Rivoluzionato il Pronto Soccorso dell’Ospedale di Conegliano dove, dal 4 agosto, non è più solo il codice assegnato al momento del Triage a differenziare i pazienti. Gli spazi sono stati, infatti, completamente ripensati e riorganizzati per accogliere i pazienti in base alla gravità delle loro condizioni. A seguito dell’intervento di riorganizzazione sono state ricavate: un’Area rossa (foto a lato) per pazienti critici, un’Area Verde, destinata ai codici verdi e bianchi, un’Area destinata all’osservazione breve intensiva (OBI) e un’Area per l’osservazione temporanea.
 “La riorganizzazione logistica e funzionale del Pronto Soccorso di Conegliano, unita al potenziamento e ammodernamento delle apparecchiature, ci permetterà  di garantire una miglior assistenza ai pazienti, in particolare a quelli critici, per i quali è stata ricavata un’area dedicata, interamente monitorata”, sottolinea il Direttore Generale dell’Ulss 7, Angelo Del Favero.  “L’esigenza di creare un’area separata per la gestione e l’osservazione dei pazienti critici - spiega il primario del Pronto Soccorso, Enrico Bernardi - deriva dalle diverse necessità, in termini sanitari ed assistenziali, di questi pazienti rispetto a quelli senza priorità di rischio. Alla riorganizzazione degli spazi è stata affiancata anche una riorganizzazione del lavoro: d’ora in avanti sarà, infatti, un medico “dedicato” a gestire tutti i pazienti dell’Area rossa". 
 
A seguito della riorganizzazione degli spazi, all’interno del Pronto Soccorso dell’Ospedale di Conegliano sono dunque operative quattro diverse Aree:
                                     
Area rossa: destinata ad accogliere i codici rossi e gialli, vale a dire i pazienti “critici”. Comprende cinque posti letto, con monitoraggio non invasivo ed invasivo e una postazione per il teleconsulto neurologico remoto con l’ospedale Ca’ Foncello di Treviso, nell’ambito della gestione dell’ictus acuto. L’area è stata ricavata in ambiente open-space: i pazienti hanno un medico e un infermiere dedicati 24 ore su 24, affiancati da altri professionisti in caso di particolari emergenze.

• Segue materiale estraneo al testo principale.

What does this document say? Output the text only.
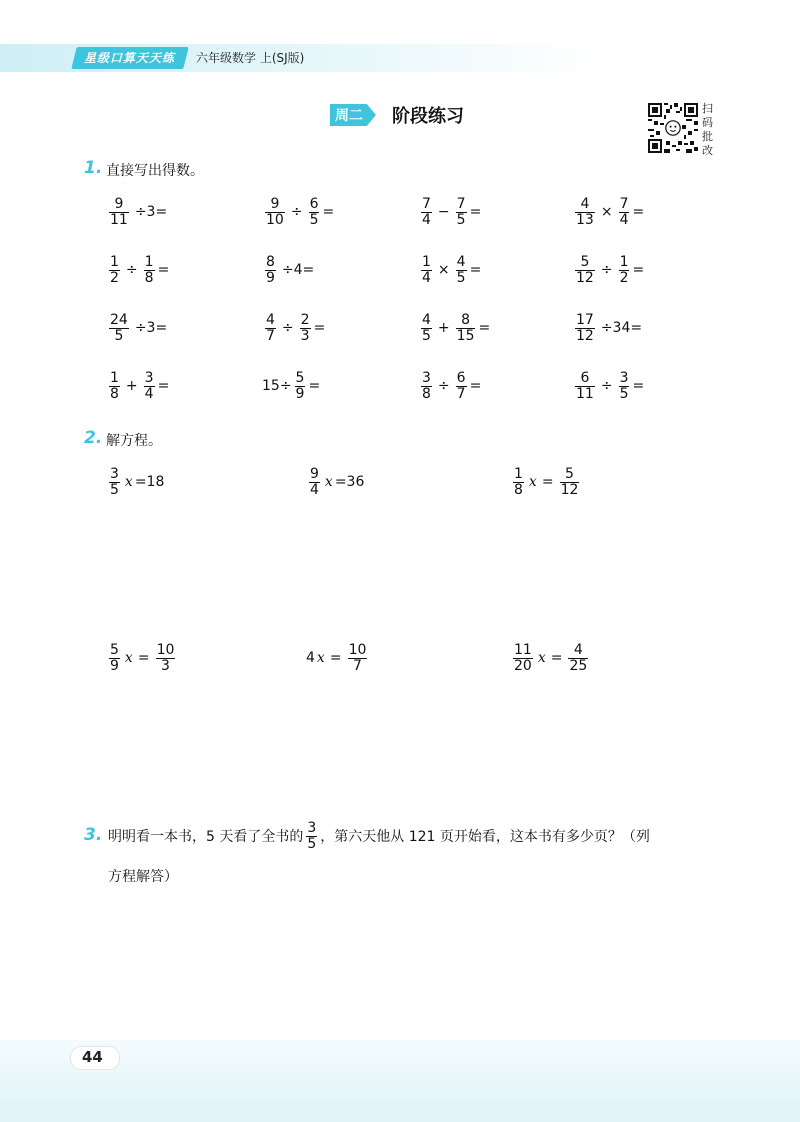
星级口算天天练 六年级数学 上(SJ版)
周二 阶段练习	扫码批改
1. 直接写出得数。
$\frac{9}{11} \div 3=$	$\frac{9}{10} \div \frac{6}{5}$ =	$\frac{7}{4} - \frac{7}{5}$ =	$\frac{4}{13} \times \frac{7}{4}$ =
$\frac{1}{2} \div \frac{1}{8}$ =	$\frac{8}{9} \div 4=$	$\frac{1}{4} \times \frac{4}{5}$ =	$\frac{5}{12} \div \frac{1}{2}$ =
$\frac{24}{5} \div 3=$	$\frac{4}{7} \div \frac{2}{3}$ =	$\frac{4}{5} + \frac{8}{15}$ =	$\frac{17}{12} \div 34=$
$\frac{1}{8} + \frac{3}{4}$ =	$15\div \frac{5}{9}$ =	$\frac{3}{8} \div \frac{6}{7}$ =	$\frac{6}{11} \div \frac{3}{5}$ =
2. 解方程。
$\frac{3}{5}$ x =18	$\frac{9}{4}$ x =36	$\frac{1}{8}$ $x = \frac{5}{12}$
$\frac{5}{9}$ $x = \frac{10}{3}$	4 $x = \frac{10}{7}$	$\frac{11}{20}$ $x = \frac{4}{25}$
3. 明明看一本书，5 天看了全书的 $\frac{3}{5}$ ，第六天他从 121 页开始看，这本书有多少页？（列
方程解答）
44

I pazienti che vengono accolti nell’”Area rossa, possono, al termine degli accertamenti, essere dimessi, accolti nell’Area osservazione breve intensiva (OBI), o ricoverati.
Area verde: destinata ad accogliere i pazienti senza priorità di rischio, cioè codici verdi e bianchi. Dispone di quattro ambulatori, ciascuno con un posto letto. I pazienti dell’Area verde vengono seguiti da un team medico-infermieristico flessibile a seconda delle necessità.

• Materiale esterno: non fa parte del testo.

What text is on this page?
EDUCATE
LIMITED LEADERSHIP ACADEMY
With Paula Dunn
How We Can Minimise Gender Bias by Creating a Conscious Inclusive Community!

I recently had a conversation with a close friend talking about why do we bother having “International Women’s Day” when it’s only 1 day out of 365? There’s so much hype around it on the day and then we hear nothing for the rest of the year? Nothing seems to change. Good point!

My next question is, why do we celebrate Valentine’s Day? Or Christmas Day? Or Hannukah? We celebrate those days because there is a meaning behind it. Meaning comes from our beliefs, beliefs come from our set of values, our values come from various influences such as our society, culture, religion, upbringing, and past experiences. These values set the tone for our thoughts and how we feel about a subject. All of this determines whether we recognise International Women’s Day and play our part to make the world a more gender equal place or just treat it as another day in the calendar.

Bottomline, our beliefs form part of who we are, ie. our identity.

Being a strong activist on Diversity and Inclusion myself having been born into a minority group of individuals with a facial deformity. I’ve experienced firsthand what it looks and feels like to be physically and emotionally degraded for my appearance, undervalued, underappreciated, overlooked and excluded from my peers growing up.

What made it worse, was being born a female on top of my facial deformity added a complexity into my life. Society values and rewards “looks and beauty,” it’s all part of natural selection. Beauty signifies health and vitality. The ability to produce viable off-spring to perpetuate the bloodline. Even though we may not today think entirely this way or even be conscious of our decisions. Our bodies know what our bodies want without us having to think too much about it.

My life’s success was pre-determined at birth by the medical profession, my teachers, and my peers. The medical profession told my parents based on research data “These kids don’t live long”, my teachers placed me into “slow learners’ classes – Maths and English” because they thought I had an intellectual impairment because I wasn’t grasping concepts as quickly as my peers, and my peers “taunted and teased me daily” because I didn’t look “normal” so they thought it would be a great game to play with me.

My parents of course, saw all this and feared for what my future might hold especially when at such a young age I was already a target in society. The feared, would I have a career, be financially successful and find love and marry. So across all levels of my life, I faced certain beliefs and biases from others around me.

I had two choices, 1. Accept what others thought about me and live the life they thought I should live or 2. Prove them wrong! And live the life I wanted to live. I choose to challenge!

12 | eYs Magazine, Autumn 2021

Area “osservazione breve intensiva” (OBI): destinata ad accogliere, dopo l’effettuazione dei primi accertamenti, i pazienti che necessitano di rimanere in osservazione fino a un massimo di 24 ore, prima della decisione finale di dimissione o di ricovero. Dispone di sei-otto posti, tutti monitorati.
Area “osservazione temporanea”: destinata ad accogliere i pazienti per i quali si rende necessario un breve stazionamento per l’effettuazione di cure o per attendere l’esito di accertamenti diagnostici. Dispone di sei poltrone medico-chirurgiche. 
Il Pronto Soccorso in cifre
Nei primi sette mesi del 2010 sono state visitate 31.702 persone, contro le 30.606 dello scorso anno, con un incremento del 3,5%.  L’incremento più elevato si è registrato proprio in relazione ai pazienti critici, con un aumento dell’8% per i codici rossi e dell’’11% per i codici gialli. Estremamente elevato continua a essere il numero di codici bianchi: nei primi sette mesi del 2010 il 61,9% dei pazienti del Pronto Soccorso di Conegliano sono stati codici bianchi, vale a dire persone con problematiche “minori”, gestibili in ambito extra-ospedaliero.